The passage on beauty stands apart from your book’s otherwise sequential narrative. What was your reason for including it?

I set out to show that, from things readers can know or verify for themselves, we can determine that there must be an intelligence behind the natural world. Once we can see that, we can explain many other things about the natural world, such as beauty, without having to go through arguments from them separately to the existence of a first cause that is intelligent.

I wanted readers to see that there are many different philosophical paths to this first being, not just one. Many different trails converge on this first intelligence. The evidence for God’s existence is, in some ways, all around us, and we see it all the time.

You write often about your students. What role did they play in helping you create this book?

One of the reasons I say that I don’t think I would ever quit teaching, even if I won the lottery, is because I continue to learn by teaching. My students help me to see where their minds are when they come to me, and how the books that are so familiar to me look to them, or how jargon can create false (even humorous) impressions among readers unfamiliar with the vocabulary of my discipline. Without my students I don’t see how I could know these things. You cannot just sit in a room and deduce what is going to be pedagogically effective and what is not. You need experience for that.

Do you have any other projects in mind for the future?

I am currently writing a book about the soul. In Who Designed the Designer?, God figures prominently, and the soul is implicitly there, but in the background.
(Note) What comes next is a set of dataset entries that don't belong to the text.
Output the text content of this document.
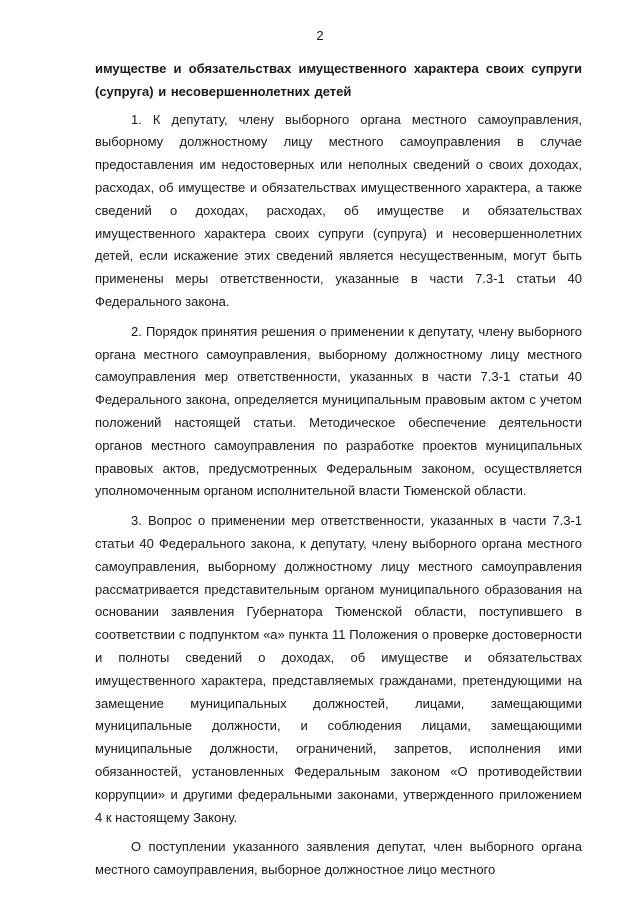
2

имуществе и обязательствах имущественного характера своих супруги (супруга) и несовершеннолетних детей

1. К депутату, члену выборного органа местного самоуправления, выборному должностному лицу местного самоуправления в случае предоставления им недостоверных или неполных сведений о своих доходах, расходах, об имуществе и обязательствах имущественного характера, а также сведений о доходах, расходах, об имуществе и обязательствах имущественного характера своих супруги (супруга) и несовершеннолетних детей, если искажение этих сведений является несущественным, могут быть применены меры ответственности, указанные в части 7.3-1 статьи 40 Федерального закона.

2. Порядок принятия решения о применении к депутату, члену выборного органа местного самоуправления, выборному должностному лицу местного самоуправления мер ответственности, указанных в части 7.3-1 статьи 40 Федерального закона, определяется муниципальным правовым актом с учетом положений настоящей статьи. Методическое обеспечение деятельности органов местного самоуправления по разработке проектов муниципальных правовых актов, предусмотренных Федеральным законом, осуществляется уполномоченным органом исполнительной власти Тюменской области.

3. Вопрос о применении мер ответственности, указанных в части 7.3-1 статьи 40 Федерального закона, к депутату, члену выборного органа местного самоуправления, выборному должностному лицу местного самоуправления рассматривается представительным органом муниципального образования на основании заявления Губернатора Тюменской области, поступившего в соответствии с подпунктом «а» пункта 11 Положения о проверке достоверности и полноты сведений о доходах, об имуществе и обязательствах имущественного характера, представляемых гражданами, претендующими на замещение муниципальных должностей, лицами, замещающими муниципальные должности, и соблюдения лицами, замещающими муниципальные должности, ограничений, запретов, исполнения ими обязанностей, установленных Федеральным законом «О противодействии коррупции» и другими федеральными законами, утвержденного приложением 4 к настоящему Закону.

О поступлении указанного заявления депутат, член выборного органа местного самоуправления, выборное должностное лицо местного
The reader may start to wonder, “If God has an incorporeal mind, maybe our mind is incorporeal, too, and it can exist without the body,” but that is secondary. In the next book the order is reversed. The immortality of the human soul is what is prominent.

That’s the idea. I started on it when I submitted Who Designed the Designer to Ignatius Press in 2013, so I have been working on it for a few years now. As usual my students are helping me with it, and also my father and one of my brothers, who give me very helpful feedback without which I don’t think I could write a book.